La société moderne consacre l'égalité entre les hommes comme haute aspiration. Tous sont encouragés à proclamer leur foi dans cet idéal commun à défendre. Idéal qui, selon la conception contemporaine, garantit l'harmonie entre les individus et les communautés. C'est dans ce climat de prétention égalitariste moderne que Nietzsche opère sa rupture totale avec les « valeurs » de la société moderne. Il promeut des valeurs d'inégalités, d'hiérarchie, d'aristocratie. Un tel propos est plus facile à balayer d'un revers de main pour deux raisons. D'abord, il sort du canon de ce qui doit être dit sur le sujet. Ensuite, il peut être simplement considéré comme une pure perversion qui ne mérite pas notre attention.

La société moderne a besoin de laisser éduquer sa volonté au goût et au sens de la distinction. Le noble se caractérise par le combat pour la vie. C'est la supériorité de sa puissance qui nomme l'aristocrate. Il est puissant, maître, chef. Il n'a pas de détour dans sa vie, c'est l'homme vrai. Il vit et fait vivre en vérité. C'est le trait typique de son caractère. L'aristocrate est un fruit qui a laissé au temps la responsabilité de le mûrir. Il est le vaillant guerrier qui bâtit sur les ruines de ses adversaires. Par contre, le plébéien se caractérise par sa lâcheté, la précipitation, il veut tout renverser sans se soucier d'instaurer un ordre nouveau. Mais ce n'est pas ce qui nous occupe directement.

Nous avons dit que la justice n'est pas le fruit du ressentiment, mais que c'est le noble qui l'a créée en instituant le rapport contractuel dans la société. Dans cette optique on doit comprendre que la justice n'est pas une vengeance au service de celui qui a subi le dommage immédiat. Lorsque l'on dit si souvent et très facilement : « il faut que justice soit faite ! » Qu'est-ce qui préoccupe avant tout ; n'est-ce pas que l'autre souffre comme vous avez souffert ou plutôt le souci de restaurer le contrat rompu ? On peut dire que l'un ne va pas sans l'autre  parce que c'est moi qui suis concerné par ce contrat. Alors qu'est-ce qui arriverait si l'Etat n'existait pas, que deviendra votre bourreau ? Il appert que dans la sphère de celui qui est directement victime, il n'y pas beaucoup de possibilités d'instaurer une quelconque justice. On dit souvent « si l'Etat n'existait pas je me serais rendu justice à moi-même ! » La justice comme le propre des nobles est promotrice d'une instance qui doit l'emporter toujours sur la vengeance dans l'appareil judiciaire.

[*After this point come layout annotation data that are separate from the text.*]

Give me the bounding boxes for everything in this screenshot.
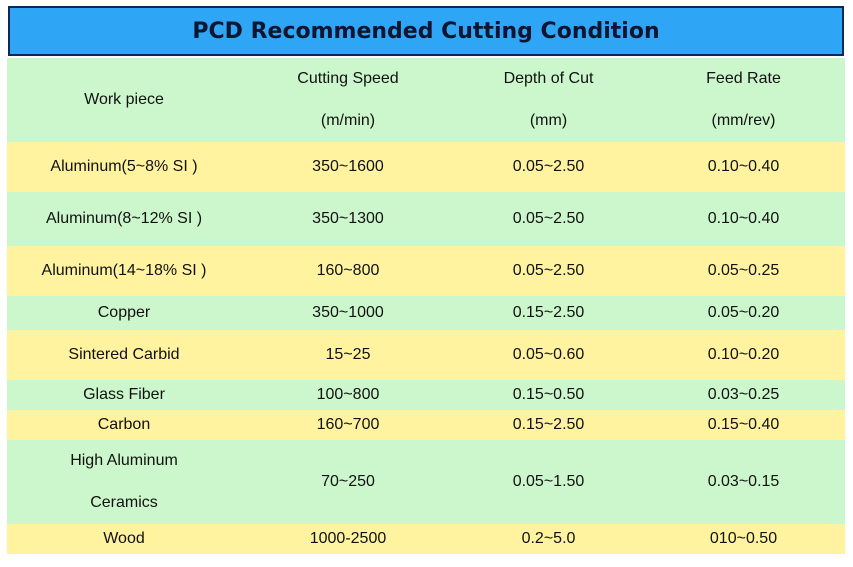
cell-workpiece: Carbon [97, 416, 151, 433]
cell-workpiece: Aluminum(5~8% SI ) [50, 158, 198, 175]
header-workpiece: Work piece [84, 91, 164, 108]
header-cutting-speed-unit: (m/min) [320, 112, 376, 129]
table-row: Glass Fiber 100~800 0.15~0.50 0.03~0.25 [7, 380, 845, 410]
cell-feed-rate: 0.10~0.40 [707, 158, 780, 175]
cell-cutting-speed: 70~250 [321, 473, 375, 490]
table-title: PCD Recommended Cutting Condition [8, 6, 844, 56]
cell-workpiece: Aluminum(14~18% SI ) [41, 262, 207, 279]
header-cutting-speed: Cutting Speed (m/min) [241, 58, 455, 142]
cell-depth-of-cut: 0.15~0.50 [512, 386, 585, 403]
cell-cutting-speed: 160~700 [316, 416, 380, 433]
cell-workpiece: High Aluminum Ceramics [7, 440, 241, 524]
cell-feed-rate: 0.03~0.15 [707, 473, 780, 490]
cell-workpiece: Copper [97, 304, 151, 321]
table-row: High Aluminum Ceramics 70~250 0.05~1.50 … [7, 440, 845, 524]
header-feed-rate-label: Feed Rate [706, 70, 781, 87]
header-depth-of-cut-label: Depth of Cut [503, 70, 594, 87]
cell-feed-rate: 0.10~0.40 [707, 210, 780, 227]
cell-depth-of-cut: 0.05~2.50 [512, 210, 585, 227]
table-header-row: Work piece Cutting Speed (m/min) Depth o… [7, 58, 845, 142]
header-cutting-speed-label: Cutting Speed [297, 70, 399, 87]
cell-cutting-speed: 350~1000 [312, 304, 384, 321]
cell-feed-rate: 0.15~0.40 [707, 416, 780, 433]
cell-depth-of-cut: 0.15~2.50 [512, 304, 585, 321]
cell-feed-rate: 0.03~0.25 [707, 386, 780, 403]
table-row: Copper 350~1000 0.15~2.50 0.05~0.20 [7, 296, 845, 330]
table-row: Sintered Carbid 15~25 0.05~0.60 0.10~0.2… [7, 330, 845, 380]
cell-cutting-speed: 1000-2500 [309, 530, 387, 547]
cell-depth-of-cut: 0.05~1.50 [512, 473, 585, 490]
header-depth-of-cut: Depth of Cut (mm) [455, 58, 642, 142]
cell-depth-of-cut: 0.05~2.50 [512, 158, 585, 175]
cell-feed-rate: 0.10~0.20 [707, 346, 780, 363]
cell-depth-of-cut: 0.15~2.50 [512, 416, 585, 433]
cell-depth-of-cut: 0.05~2.50 [512, 262, 585, 279]
cell-feed-rate: 010~0.50 [709, 530, 778, 547]
header-depth-of-cut-unit: (mm) [529, 112, 568, 129]
cell-cutting-speed: 350~1600 [312, 158, 384, 175]
cell-depth-of-cut: 0.2~5.0 [521, 530, 576, 547]
cell-depth-of-cut: 0.05~0.60 [512, 346, 585, 363]
cell-feed-rate: 0.05~0.20 [707, 304, 780, 321]
cell-cutting-speed: 100~800 [316, 386, 380, 403]
cell-workpiece: Glass Fiber [83, 386, 165, 403]
table-row: Aluminum(14~18% SI ) 160~800 0.05~2.50 0… [7, 246, 845, 296]
cell-workpiece-line: High Aluminum [70, 452, 178, 469]
header-feed-rate: Feed Rate (mm/rev) [642, 58, 845, 142]
cell-cutting-speed: 15~25 [325, 346, 371, 363]
cell-cutting-speed: 160~800 [316, 262, 380, 279]
table-row: Aluminum(5~8% SI ) 350~1600 0.05~2.50 0.… [7, 142, 845, 192]
table-row: Wood 1000-2500 0.2~5.0 010~0.50 [7, 524, 845, 554]
cell-feed-rate: 0.05~0.25 [707, 262, 780, 279]
table-row: Carbon 160~700 0.15~2.50 0.15~0.40 [7, 410, 845, 440]
cell-workpiece-line: Ceramics [90, 494, 158, 511]
table-row: Aluminum(8~12% SI ) 350~1300 0.05~2.50 0… [7, 192, 845, 246]
cell-workpiece: Wood [103, 530, 145, 547]
header-feed-rate-unit: (mm/rev) [711, 112, 776, 129]
cell-workpiece: Sintered Carbid [68, 346, 180, 363]
cutting-condition-table: Work piece Cutting Speed (m/min) Depth o… [7, 58, 845, 554]
cell-cutting-speed: 350~1300 [312, 210, 384, 227]
cell-workpiece: Aluminum(8~12% SI ) [45, 210, 203, 227]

D'autre part, il n'y a pas de justice absolu, ni de transcendance de la justice. (En d'autres termes, il n'y a pas de droit naturel) Car cela suppose qu'elle a été mise en chacun comme une goûte d'essence qui ensuite s'est répandu en lui. On peut se demander comment cela peut être un plus à la conception de la justice. En effet, concevoir une quelconque droit naturel, c'est sanctifier la haine dont parle Nietzsche.

`Nous autres bons - nous sommes justes'- ce qu'ils demandent, ils ne l'appellent pas représailles, mais bien `triomphe de la justice' ; ce qu'ils haïssent, ce n'est pas leur ennemi, non ! ils haïssent l' `injustice', `l' `impiété' ; il croient et espèrent, non pas en la vengeance, en l'ivresse de la douce vengeance(- `plus douce que le miel', disait déjà Homère), mais bien `en la victoire de Dieu, du Dieu de justice sur les impies' ; ce qu'il leur reste à aimer sur terre, ce ne sont pas leurs frères dans la haine, mais, à ce qu'ils disent, ` leurs frères en amour', tous les bons et les justes de la terre. 102(*)

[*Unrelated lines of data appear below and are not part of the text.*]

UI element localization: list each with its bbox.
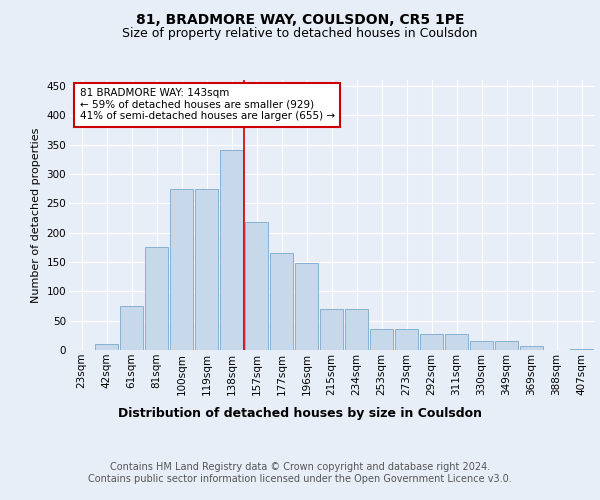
Text: 81, BRADMORE WAY, COULSDON, CR5 1PE: 81, BRADMORE WAY, COULSDON, CR5 1PE bbox=[136, 12, 464, 26]
Text: 81 BRADMORE WAY: 143sqm
← 59% of detached houses are smaller (929)
41% of semi-d: 81 BRADMORE WAY: 143sqm ← 59% of detache… bbox=[79, 88, 335, 122]
Y-axis label: Number of detached properties: Number of detached properties bbox=[31, 128, 41, 302]
Text: Size of property relative to detached houses in Coulsdon: Size of property relative to detached ho… bbox=[122, 28, 478, 40]
Bar bbox=[569, 349, 593, 350]
Bar bbox=[320, 309, 343, 350]
Bar bbox=[470, 341, 493, 350]
Bar bbox=[520, 346, 544, 350]
Bar bbox=[170, 188, 193, 350]
Bar bbox=[220, 150, 244, 350]
Bar bbox=[494, 341, 518, 350]
Text: Contains HM Land Registry data © Crown copyright and database right 2024.
Contai: Contains HM Land Registry data © Crown c… bbox=[88, 462, 512, 484]
Bar bbox=[145, 248, 169, 350]
Bar bbox=[269, 253, 293, 350]
Bar bbox=[395, 330, 418, 350]
Bar bbox=[295, 263, 319, 350]
Bar bbox=[194, 188, 218, 350]
Bar bbox=[344, 309, 368, 350]
Bar bbox=[419, 334, 443, 350]
Bar bbox=[119, 306, 143, 350]
Bar bbox=[245, 222, 268, 350]
Bar bbox=[95, 344, 118, 350]
Text: Distribution of detached houses by size in Coulsdon: Distribution of detached houses by size … bbox=[118, 408, 482, 420]
Bar bbox=[445, 334, 469, 350]
Bar bbox=[370, 330, 394, 350]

Une pareille justice annule l'exigence du combat qu'impose la vie et l'aspect de l'homme créateur des valeurs. La justice est tributaire d'un contexte, d'une situation bien précise. Il n'y a pas de formalisation de la loi qui ne tienne compte d'un contexte. Même lorsqu'il s'agit des lois au bénéfice de la religion (liberté de culte, etc.), c'est toujours par rapport à une société ayant en son sein plusieurs orientations religieuses.

Dans la même optique, il y a un jeu qui remonte à l'origine pour savoir entre la subjectivité du droit et son objectivité ce qui est premier. Cet exercice est biaisé dès que l'on place l'origine dans un droit naturel. Cette conception est tronquée parce qu'elle cache le fait que des hommes sont à l'origine de la société. De toute évidence, « l'esprit historique leur fait défaut »103(*), dira Nietzsche. On fait appel à un sens de la justice qui est présent en tout homme du fait de son humanité. Cela veut dire que cette société première a jailli d'une « génération spontanée » ; à moins que l'on soit dans la logique du mythe de la création. Dieu a créé et a posé cette société toute faite, finie, les hommes ayant déjà tout le nécessaire spirituel et humain. Pour en arriver là où nous sommes une perversion serait venue, on ne sait d'où pour pervertir les hommes et les rendre méchant. Le retour à la norme est facile : il suffit de demander au délinquant de contempler la justice pure qu'il y a en lui. Nietzsche nous dira à chacun de se rendre compte des résultats d'une telle pratique. Mais ce qui est vrai : tout est tributaire de l'éducation reçue d'une société à une autre.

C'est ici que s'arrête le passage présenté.